The locus CC2448 was functionally assigned to Poly-ADP-ribose transferase. Radical-induced cell death1 (RCD1) and proteins similar to RCD1, which contained the core catalytic domain of poly-ADP-ribose transferase, were important regulators of stress and developmental responses in plants (Jaspers et al., 2009). Our results suggested that this locus might be involved in climatic adaptation of C. Fargesii, especially associated with climatic extremes such as precipitation of driest and coldest quarter. Gene ontology function of CC5223 was assigned to blue copper-binding protein. The expression of blue copper-binding protein was found to be upregulated during drought stress in Arabidopsis (Seki et al., 2002). Blue copper-binding proteins were also functionally expressed in fiber (epidermal trichome) development in cotton (Ruan et al., 2011). Potentially related morphological variation on leaves and cupules of C. fargesii has been observed. The underside of the leaves were covered by scalelike trichomes, which were thick and mealy in southeastern China but thin and appressed in southwestern provinces such as Sichuan and Guizhou (Huang and Chang, 1998). Leaf mass per area of C. fargesii was shown to be negatively correlated with mean annual temperature and precipitation (Dong et al., 2009). Leaf trait associated with high leaf mass per area had been interpreted as an adaptation under very dry conditions in evergreen species (Wright et al., 2005). Given these patterns, blue copper-binding proteins might be involved in trichome production and drought tolerance of C. fargesii, providing a potential avenue for further detailed investigation. The molecular functions of CC2091 and CC3754 were not discovered. Three loci (CC20303, CcC02075 and CcC02464) was identified as possibly being under balancing selection. The first two loci were linked to uncharacterized protein, while CcC02464 assigned to a 5′-nucleotidase SurE-like survival protein in Arabidopsis (Ueno et al., 2009).

In the face of uncertain but potentially rapid climate change, two aspects of population level genetic diversity should be the focus of sound management and reforestation practices in the subtropics of China. First, high levels of genetic diversity and connectivity should be maintained in all populations to facilitate natural adaptation to unpredictable climate shifts. As few boundaries to gene flow were observed in this genetically diverse species, foresters should monitor these levels of diversity to ensure connectivity persists, especially between the eastern and western groups revealed in this study, and genetic mixture continues so that appropriate genetic combinations for future climate changes can easily arise. Second, reforestation schemes should screen seedling stock to enrich appropriate genetic markers in regenerating forest and prevent the use of mother trees possessing disadvantageous genes. Particularly, if assisted gene flow approaches are utilized to increase dispersal and facilitate local adaptation to climate change (Aitken and Whitlock, 2013), the genetic markers identified here can be used to artificially select individuals with appropriate alleles for transplanting, thus enhancing the ability of populations to adapt and respond.

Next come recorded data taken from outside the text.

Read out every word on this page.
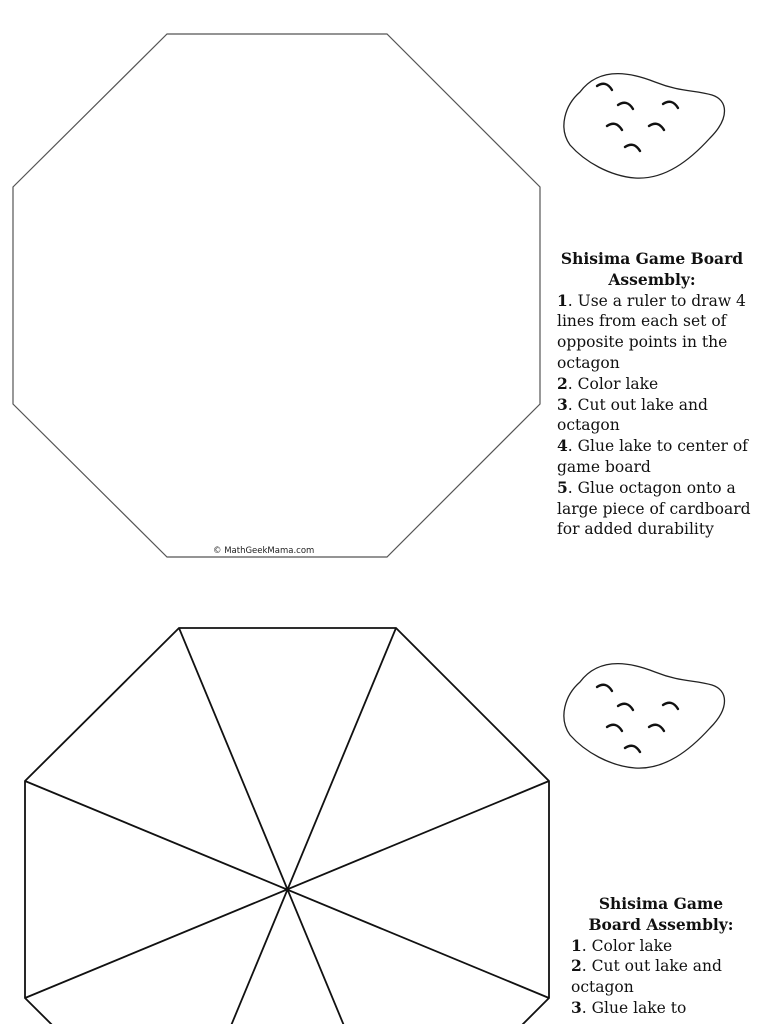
© MathGeekMama.com
Shisima Game Board Assembly:
1. Use a ruler to draw 4 lines from each set of opposite points in the octagon
2. Color lake
3. Cut out lake and octagon
4. Glue lake to center of game board
5. Glue octagon onto a large piece of cardboard for added durability
Shisima Game
Board Assembly:
1. Color lake
2. Cut out lake and octagon
3. Glue lake to
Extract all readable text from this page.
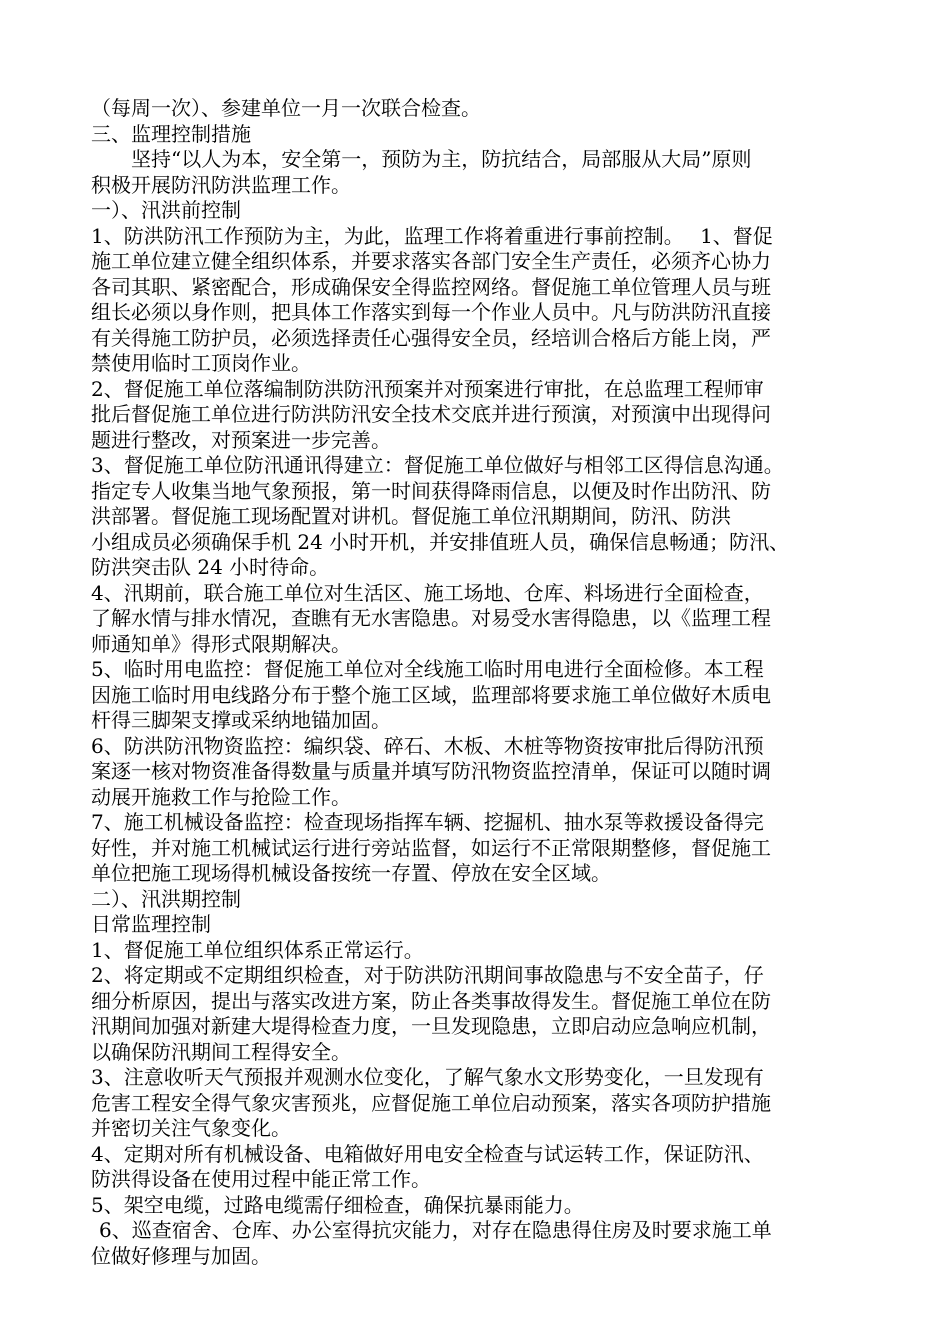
（每周一次）、参建单位一月一次联合检查。
三、监理控制措施
坚持“以人为本，安全第一，预防为主，防抗结合，局部服从大局”原则
积极开展防汛防洪监理工作。
一）、汛洪前控制
1、防洪防汛工作预防为主，为此，监理工作将着重进行事前控制。　 1、督促
施工单位建立健全组织体系，并要求落实各部门安全生产责任，必须齐心协力
各司其职、紧密配合，形成确保安全得监控网络。督促施工单位管理人员与班
组长必须以身作则，把具体工作落实到每一个作业人员中。凡与防洪防汛直接
有关得施工防护员，必须选择责任心强得安全员，经培训合格后方能上岗，严
禁使用临时工顶岗作业。
2、督促施工单位落编制防洪防汛预案并对预案进行审批，在总监理工程师审
批后督促施工单位进行防洪防汛安全技术交底并进行预演，对预演中出现得问
题进行整改，对预案进一步完善。
3、督促施工单位防汛通讯得建立：督促施工单位做好与相邻工区得信息沟通。
指定专人收集当地气象预报，第一时间获得降雨信息，以便及时作出防汛、防
洪部署。督促施工现场配置对讲机。督促施工单位汛期期间，防汛、防洪
小组成员必须确保手机 24 小时开机，并安排值班人员，确保信息畅通；防汛、
防洪突击队 24 小时待命。
4、汛期前，联合施工单位对生活区、施工场地、仓库、料场进行全面检查，
了解水情与排水情况，查瞧有无水害隐患。对易受水害得隐患，以《监理工程
师通知单》得形式限期解决。
5、临时用电监控：督促施工单位对全线施工临时用电进行全面检修。本工程
因施工临时用电线路分布于整个施工区域，监理部将要求施工单位做好木质电
杆得三脚架支撑或采纳地锚加固。
6、防洪防汛物资监控：编织袋、碎石、木板、木桩等物资按审批后得防汛预
案逐一核对物资准备得数量与质量并填写防汛物资监控清单，保证可以随时调
动展开施救工作与抢险工作。
7、施工机械设备监控：检查现场指挥车辆、挖掘机、抽水泵等救援设备得完
好性，并对施工机械试运行进行旁站监督，如运行不正常限期整修，督促施工
单位把施工现场得机械设备按统一存置、停放在安全区域。
二）、汛洪期控制
日常监理控制
1、督促施工单位组织体系正常运行。
2、将定期或不定期组织检查，对于防洪防汛期间事故隐患与不安全苗子，仔
细分析原因，提出与落实改进方案，防止各类事故得发生。督促施工单位在防
汛期间加强对新建大堤得检查力度，一旦发现隐患，立即启动应急响应机制，
以确保防汛期间工程得安全。
3、注意收听天气预报并观测水位变化，了解气象水文形势变化，一旦发现有
危害工程安全得气象灾害预兆，应督促施工单位启动预案，落实各项防护措施
并密切关注气象变化。
4、定期对所有机械设备、电箱做好用电安全检查与试运转工作，保证防汛、
防洪得设备在使用过程中能正常工作。
5、架空电缆，过路电缆需仔细检查，确保抗暴雨能力。
6、巡查宿舍、仓库、办公室得抗灾能力，对存在隐患得住房及时要求施工单
位做好修理与加固。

In general, the genus Castanopsis was an important tree group in the management of subtropical forests in China, being a major component of reforestation and management efforts. The results of this study, particularly the discovery of genetic markers directly associated with clear environmental gradients, and extremes in precipitation, will assist in the effective artificial selection and screening of stock material for transplanting and reforestation programs across a heterogeneous and dynamic and unpredictable landscape.

Data archiving

Data available from the Dryad Digital Repository: 10.5061/dryad.hf49c.